Silva, startup especializada em cadeia de restauração, visita estruturas da Rioterra e identifica potencial para escalar produção de mudas nativas na Amazônia

O viveiro da Rioterra, em Itapuã, recebeu no dia 16 de maio uma visita para mudar a escala da restauração florestal na Amazônia. Guilherme Faganello, engenheiro florestal e sócio-diretor técnico da Silva, startup especializada em fortalecer a cadeia de suprimento de restauração florestal no Brasil, passou dois dias conhecendo de perto as operações da Rioterra: o viveiro, a Floresta Nacional do Jamari, em Itapuã do Oeste, e o Centro de Bioeconomia e Conservação da Amazônia (CBCA).

A visita faz parte de um movimento que define a Rioterra: a busca constante por qualificação técnica e por novas formas de ampliar a escala da restauração florestal na Amazônia. Receber uma empresa como a Silva, referência nacional no fortalecimento de viveiros, é uma forma concreta de trazer conhecimento externo para dentro de uma estrutura que já funciona bem e quer funcionar melhor ainda.“O grau de profissionalismo que a Rioterra atua, seja na gestão do viveiro, nas operações do viveiro ou da coleta de sementes, toda essa organização, todo esse cuidado, os detalhes que eles dedicam às atividades me chamaram a atenção de forma muito positiva”, disse Guilherme.

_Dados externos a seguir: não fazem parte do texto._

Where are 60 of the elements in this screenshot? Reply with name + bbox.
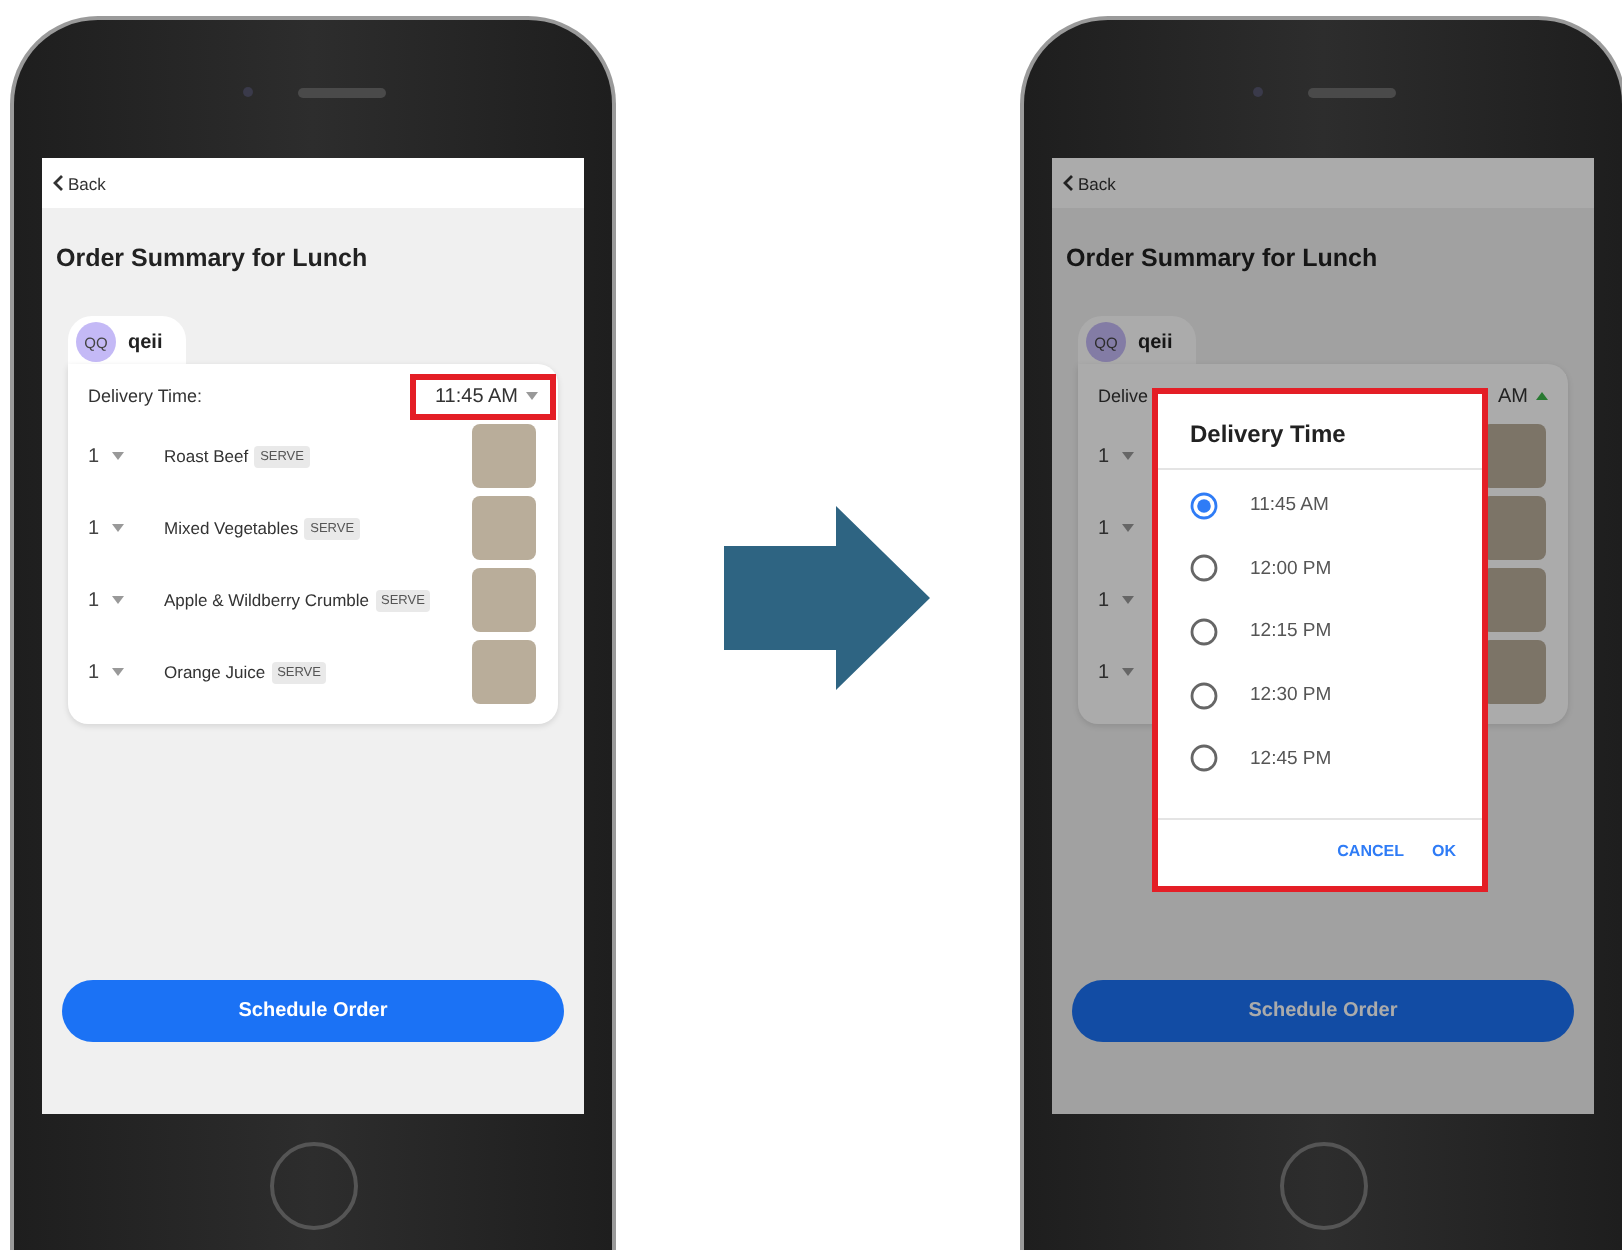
- photo-placeholder: [472, 424, 536, 488]
- item-name: Mixed Vegetables: [164, 518, 299, 538]
- time-option: 12:45 PM: [1250, 747, 1332, 770]
- item-name: Apple & Wildberry Crumble: [164, 590, 370, 610]
- time-option: 11:45 AM: [1250, 494, 1329, 517]
- item-name: Orange Juice: [164, 662, 266, 682]
- chevron-left-icon: [52, 174, 64, 192]
- quantity-dropdown[interactable]: 1: [88, 661, 164, 683]
- ok-button[interactable]: OK: [1426, 838, 1462, 864]
- caret-down-icon: [111, 452, 124, 460]
- delivery-label: Delivery Time:: [88, 386, 203, 406]
- caret-down-icon: [1121, 524, 1134, 532]
- arrow-icon: [724, 506, 930, 690]
- cancel-button[interactable]: CANCEL: [1331, 838, 1410, 864]
- quantity-dropdown[interactable]: 1: [1098, 589, 1174, 611]
- user-name: qeii: [1138, 331, 1173, 353]
- time-option: 12:30 PM: [1250, 684, 1332, 707]
- page-title: Order Summary for Lunch: [1066, 244, 1380, 272]
- dialog-title: Delivery Time: [1158, 394, 1482, 470]
- schedule-order-button[interactable]: Schedule Order: [1072, 980, 1574, 1042]
- radio-button[interactable]: [1190, 617, 1218, 646]
- quantity-dropdown[interactable]: 1: [88, 517, 164, 539]
- caret-down-icon: [1121, 452, 1134, 460]
- time-picker[interactable]: 11:45 AM: [410, 373, 556, 419]
- radio-button[interactable]: [1190, 744, 1218, 773]
- caret-down-icon: [111, 668, 124, 676]
- page-title: Order Summary for Lunch: [56, 244, 370, 272]
- quantity-dropdown[interactable]: 1: [1098, 517, 1174, 539]
- back-link[interactable]: Back: [1062, 173, 1116, 193]
- time-option: 12:15 PM: [1250, 620, 1332, 643]
- radio-button[interactable]: [1190, 554, 1218, 583]
- quantity-dropdown[interactable]: 1: [1098, 661, 1174, 683]
- photo-placeholder: [1482, 424, 1546, 488]
- photo-placeholder: [472, 640, 536, 704]
- radio-button[interactable]: [1190, 681, 1218, 710]
- caret-up-icon: [1536, 392, 1548, 400]
- delivery-label: Delive: [1098, 386, 1149, 406]
- quantity-dropdown[interactable]: 1: [88, 445, 164, 467]
- user-name: qeii: [128, 331, 163, 353]
- photo-placeholder: [472, 568, 536, 632]
- back-link[interactable]: Back: [52, 173, 106, 193]
- photo-placeholder: [1482, 640, 1546, 704]
- item-name: Roast Beef: [164, 446, 249, 466]
- time-option: 12:00 PM: [1250, 557, 1332, 580]
- speaker-icon: [1307, 87, 1395, 97]
- caret-down-icon: [1121, 668, 1134, 676]
- camera-icon: [241, 86, 253, 98]
- schedule-order-button[interactable]: Schedule Order: [62, 980, 564, 1042]
- caret-down-icon: [526, 392, 538, 400]
- radio-button[interactable]: [1190, 491, 1218, 520]
- camera-icon: [1251, 86, 1263, 98]
- caret-down-icon: [111, 524, 124, 532]
- quantity-dropdown[interactable]: 1: [88, 589, 164, 611]
- caret-down-icon: [1121, 596, 1134, 604]
- caret-down-icon: [111, 596, 124, 604]
- photo-placeholder: [472, 496, 536, 560]
- photo-placeholder: [1482, 568, 1546, 632]
- speaker-icon: [297, 87, 385, 97]
- photo-placeholder: [1482, 496, 1546, 560]
- chevron-left-icon: [1062, 174, 1074, 192]
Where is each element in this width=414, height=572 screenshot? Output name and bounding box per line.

“Normalmente, viveiros de mudas florestais nativas não conseguem ter esse fôlego, essa atenção toda para esse profissionalismo.”

Para Guilherme, o viveiro não é apenas um espaço de produção. É ele quem determina o que vai crescer.

“O viveiro dita qual é a biodiversidade, qual é a qualidade, se vão ter espécies que vão atrair fauna, se vão ter espécies que vão gerar uma copa mais robusta, que vão servir de casa para os animais, não só comida. Se vão sequestrar carbono. Toda a parte ecológica do plantio vem do viveiro e vem da coleta de sementes”, explicou. 

Para a Amazônia, onde a restauração florestal ainda engatinha em comparação com outros biomas, contar com viveiros dessa qualidade como o da Rioterra é ainda mais decisivo.

“Instituições que conseguem atuar de ponta a ponta, com tantos hectares restaurados como a Rioterra tem, é bem raro”, avaliou o engenheiro.

Mas mesmo quem já chegou longe reconhece que ainda há espaço para crescer. A visita da Silva foi exatamente isso: um olhar externo qualificado sobre uma estrutura que já funciona bem e que quer funcionar melhor. “Por mais que a Rioterra tenha uma capacidade internalizada muito grande do processo da restauração, sempre há espaço para crescer”, comentou Lucas. “A Silva tem um leque muito grande de outros viveiros com os quais trabalha, uma equipe muito bem capacitada, e consegue nos dar um norte para ajudar nessa crescente profissionalização, nesse aumento ainda maior de escala.”

Floresta que já é floresta

A visita ao CBCA foi um dos pontos altos dos dias de Guilherme em Rondônia. Ver o plantio, entender como as mudas chegam ao campo e como a operação funciona depois que as mudas saem do viveiro é parte fundamental do diagnóstico técnico. Para ele, viveiro e campo precisam estar em sincronia.

“O viveiro tem que estar casado, tem que estar em harmonia com a forma em que opera o plantio na restauração”, disse. E o que ele viu nas áreas plantadas o surpreendeu positivamente. “Pelo que eu pude ver ali do plantio, logo em poucos anos viram floresta.”

É essa capacidade de transformar áreas degradadas em ecossistemas funcionais que coloca a Rioterra em um lugar raro no cenário da restauração florestal brasileira. Uma organização que começou em 1999, em Porto Velho, e que hoje é reconhecida como referência nacional no setor.